Sud/Nord Notizie: Ecologia della pace - Abusi contro la pace
L'ecologia della pace
l Kenya : il Nobel a una donna africana.
L'ecologista kenyana Wangari Maathai, 64 anni, ha vinto il premio Nobel per la pace 2004. È la prima donna africana a vincere il prestigioso riconoscimento che le è stato assegnato per “il suo contributo allo sviluppo sostenibile, alla democrazia e alla pace”. Nella motivazione si riconosce il suo impegno profuso nella campagna per fermare la deforestazione in Africa.
“Sono molto felice e ringrazio Dio per tutto” - ha dichiarato Maathai dopo aver appreso la notizia. “Continuerò la mia campagna e chiedo ai kenyani di unirsi a me. La maggior parte dei conflitti in Africa e in altre parti del mondo derivano da una lotta per accaparrarsi le risorse naturali: dobbiamo garantire che vi sia giustizia nella distribuzione di queste ricchezze; occorre una pace preventiva”. La Maathai è sottosegretario all'ambiente e alle risorse naturali del Kenya. Ha fondato nel 1977 il movimento “Green Belt” (cintura verde) che finora ha contribuito a piantare decine di milioni di nuovi alberi in tutta l'Africa.
Abusi contro la pace
Africa: invasione pericolosa.
Kalashnikov, granate, pistole e quant'altro…, sono oltre trenta milioni gli strumenti di questo tipo in circolazione nell'Africa sub-sahariana. Da un'indagine è emersa una situazione complessa, fatta di trafficanti che smerciano arsenali in disuso, di produttori locali e mercenari arrivati da tutte le parti del mondo. Di guerra in guerra, le armi leggere si muovono senza controllo attraverso tutta l'Africa. Nel frattempo, anche lo sviluppo dell'industria armiera locale è in aumento. Paesi come Egitto, Namibia, Nigeria e soprattutto Sudafrica hanno fatto della produzione di armamenti una voce importante del bilancio statale. Difficilmente accetteranno di limitarla o sottoporla a rigidi controlli.
Sudan: bande di bambini.
L'Unicef ha denunciato un grave problema: gruppi di minorenni organizzati in bande armate si aggirano per il Darfur meridionale, soli, senza genitori o parenti. Assaltano i villaggi per procurarsi un po' di cibo; alcune volte sono arrivati fino al punto di uccidere pur di accaparrarsi qualcosa; molta gente ne è terrorizzata. Le gang di ragazzini sono uno degli effetti raccapriccianti delle azioni dei miliziani arabi che terrorizzano le popolazioni africane bruciando i loro villaggi e massacrando gli abitanti.
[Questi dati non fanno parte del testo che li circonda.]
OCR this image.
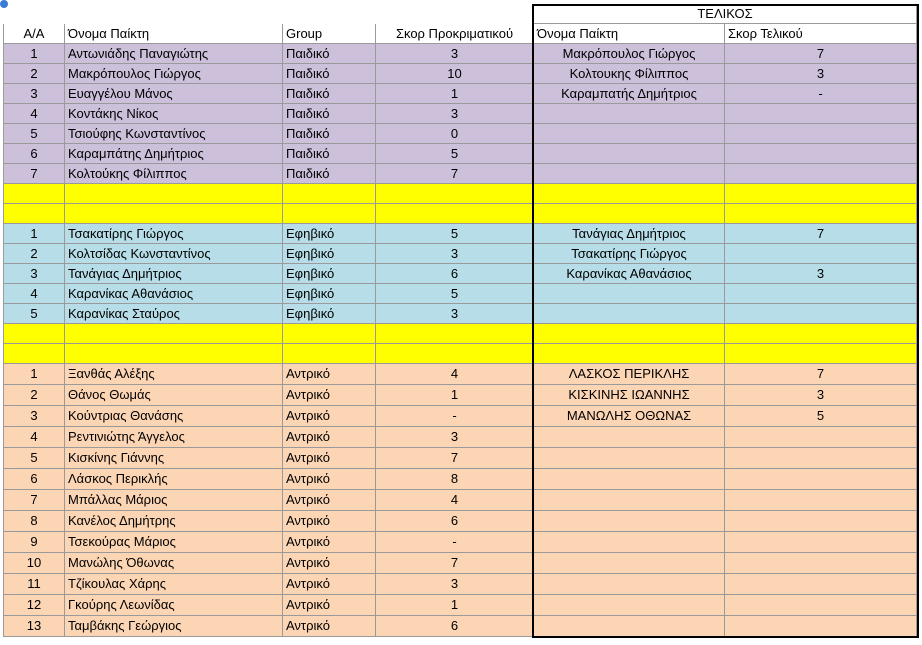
ΤΕΛΙΚΟΣ
Α/Α	Όνομα Παίκτη	Group	Σκορ Προκριματικού	Όνομα Παίκτη	Σκορ Τελικού
1	Αντωνιάδης Παναγιώτης	Παιδικό	3	Μακρόπουλος Γιώργος	7
2	Μακρόπουλος Γιώργος	Παιδικό	10	Κολτουκης Φίλιππος	3
3	Ευαγγέλου Μάνος	Παιδικό	1	Καραμπατής Δημήτριος	-
4	Κοντάκης Νίκος	Παιδικό	3
5	Τσιούφης Κωνσταντίνος	Παιδικό	0
6	Καραμπάτης Δημήτριος	Παιδικό	5
7	Κολτούκης Φίλιππος	Παιδικό	7
1	Τσακατίρης Γιώργος	Εφηβικό	5	Τανάγιας Δημήτριος	7
2	Κολτσίδας Κωνσταντίνος	Εφηβικό	3	Τσακατίρης Γιώργος
3	Τανάγιας Δημήτριος	Εφηβικό	6	Καρανίκας Αθανάσιος	3
4	Καρανίκας Αθανάσιος	Εφηβικό	5
5	Καρανίκας Σταύρος	Εφηβικό	3
1	Ξανθάς Αλέξης	Αντρικό	4	ΛΑΣΚΟΣ ΠΕΡΙΚΛΗΣ	7
2	Θάνος Θωμάς	Αντρικό	1	ΚΙΣΚΙΝΗΣ ΙΩΑΝΝΗΣ	3
3	Κούντριας Θανάσης	Αντρικό	-	ΜΑΝΩΛΗΣ ΟΘΩΝΑΣ	5
4	Ρεντινιώτης Άγγελος	Αντρικό	3
5	Κισκίνης Γιάννης	Αντρικό	7
6	Λάσκος Περικλής	Αντρικό	8
7	Μπάλλας Μάριος	Αντρικό	4
8	Κανέλος Δημήτρης	Αντρικό	6
9	Τσεκούρας Μάριος	Αντρικό	-
10	Μανώλης Όθωνας	Αντρικό	7
11	Τζίκουλας Χάρης	Αντρικό	3
12	Γκούρης Λεωνίδας	Αντρικό	1
13	Ταμβάκης Γεώργιος	Αντρικό	6
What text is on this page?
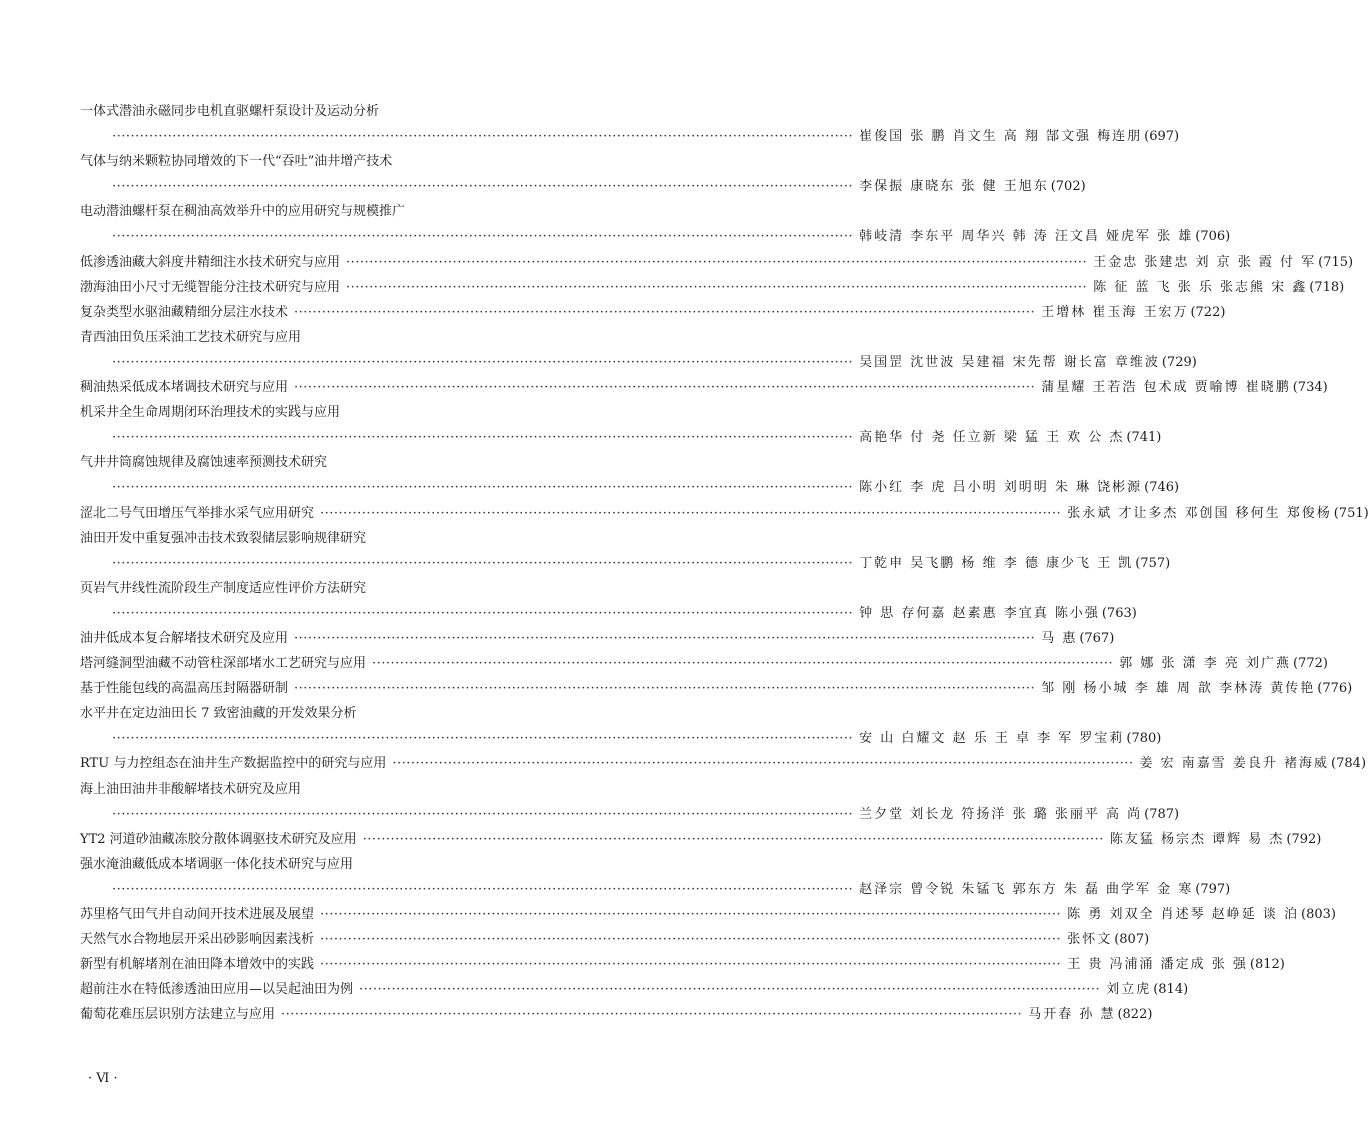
一体式潜油永磁同步电机直驱螺杆泵设计及运动分析
································································································································································ 崔俊国 张 鹏 肖文生 高 翔 郜文强 梅连朋 (697)
气体与纳米颗粒协同增效的下一代“吞吐”油井增产技术
································································································································································ 李保振 康晓东 张 健 王旭东 (702)
电动潜油螺杆泵在稠油高效举升中的应用研究与规模推广
································································································································································ 韩岐清 李东平 周华兴 韩 涛 汪文昌 娅虎军 张 雄 (706)
低渗透油藏大斜度井精细注水技术研究与应用 ································································································································································ 王金忠 张建忠 刘 京 张 霞 付 军 (715)
渤海油田小尺寸无缆智能分注技术研究与应用 ································································································································································ 陈 征 蓝 飞 张 乐 张志熊 宋 鑫 (718)
复杂类型水驱油藏精细分层注水技术 ································································································································································ 王增林 崔玉海 王宏万 (722)
青西油田负压采油工艺技术研究与应用
································································································································································ 吴国罡 沈世波 吴建福 宋先帮 谢长富 章维波 (729)
稠油热采低成本堵调技术研究与应用 ································································································································································ 蒲星耀 王若浩 包术成 贾喻博 崔晓鹏 (734)
机采井全生命周期闭环治理技术的实践与应用
································································································································································ 高艳华 付 尧 任立新 梁 猛 王 欢 公 杰 (741)
气井井筒腐蚀规律及腐蚀速率预测技术研究
································································································································································ 陈小红 李 虎 吕小明 刘明明 朱 琳 饶彬源 (746)
涩北二号气田增压气举排水采气应用研究 ································································································································································ 张永斌 才让多杰 邓创国 移何生 郑俊杨 (751)
油田开发中重复强冲击技术致裂储层影响规律研究
································································································································································ 丁乾申 吴飞鹏 杨 维 李 德 康少飞 王 凯 (757)
页岩气井线性流阶段生产制度适应性评价方法研究
································································································································································ 钟 思 存何嘉 赵素惠 李宜真 陈小强 (763)
油井低成本复合解堵技术研究及应用 ································································································································································ 马 惠 (767)
塔河缝洞型油藏不动管柱深部堵水工艺研究与应用 ································································································································································ 郭 娜 张 潇 李 亮 刘广燕 (772)
基于性能包线的高温高压封隔器研制 ································································································································································ 邹 刚 杨小城 李 雄 周 歆 李林涛 黄传艳 (776)
水平井在定边油田长 7 致密油藏的开发效果分析
································································································································································ 安 山 白耀文 赵 乐 王 卓 李 军 罗宝莉 (780)
RTU 与力控组态在油井生产数据监控中的研究与应用 ································································································································································ 姜 宏 南嘉雪 姜良升 褚海威 (784)
海上油田油井非酸解堵技术研究及应用
································································································································································ 兰夕堂 刘长龙 符扬洋 张 璐 张丽平 高 尚 (787)
YT2 河道砂油藏冻胶分散体调驱技术研究及应用 ································································································································································ 陈友猛 杨宗杰 谭辉 易 杰 (792)
强水淹油藏低成本堵调驱一体化技术研究与应用
································································································································································ 赵泽宗 曾令锐 朱锰飞 郭东方 朱 磊 曲学军 金 寒 (797)
苏里格气田气井自动间开技术进展及展望 ································································································································································ 陈 勇 刘双全 肖述琴 赵峥延 谈 泊 (803)
天然气水合物地层开采出砂影响因素浅析 ································································································································································ 张怀文 (807)
新型有机解堵剂在油田降本增效中的实践 ································································································································································ 王 贵 冯浦涌 潘定成 张 强 (812)
超前注水在特低渗透油田应用—以吴起油田为例 ································································································································································ 刘立虎 (814)
葡萄花难压层识别方法建立与应用 ································································································································································ 马开春 孙 慧 (822)
· Ⅵ ·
Sembra che ci sia un vero e proprio racket di minori addestrati alla violenza. Quest'ultimo problema grava sulla già difficile situazione del Darfur, dove esiste una crisi umanitaria gravissima.
Colombia: minori armati.
Secondo il ministero colombiano della Difesa, tra le 'Forze armate rivoluzionarie della Colombia' (Farc) e tra gli squadroni paramilitari di estrema destra, sono arruolati varie migliaia di ragazzi e minorenni, fino a costituirne il 25-30 per cento delle forze attive. Spesso i minori vengono attratti nelle file dei ribelli o dei paramilitari con la promessa, quasi mai rispettata, di ottenere denaro per le loro famiglie. Diventano quindi “mercenari schiavizzati” a minimo costo.
Segnali di dialogo
Indonesia: nuovo presidente
Susilo Bambang Yudhoyono è il nuovo presidente dell'Indonesia, dopo il ballottaggio svoltosi il 20 settembre scorso. Già ministro della sicurezza nella precedente legislatura, il generale in congedo Yudhoyono ha battuto con il 61% dei consensi la presidente uscente Megawati. Il neoeletto ha già indicato alcune linee guida del suo governo, precisando che intende puntare soprattutto sulla ripresa economica. Verranno istituiti consigli nazionali consultivi per l'economia e la sicurezza, con esperti incaricati di fornire consulenze al governo. Yudhoyono ha anche detto di volere “un governo efficiente, professionale e che possa lavorare 24 ore al giorno”. Il nuovo governo ha annunciato di essere in favore dei matrimoni inter-religiosi, senza costrizioni verso i non musulmani. Ma dovrà impegnarsi a controllare gli abusi contro le comunità cristiane, spesso attaccate da gruppi estremisti.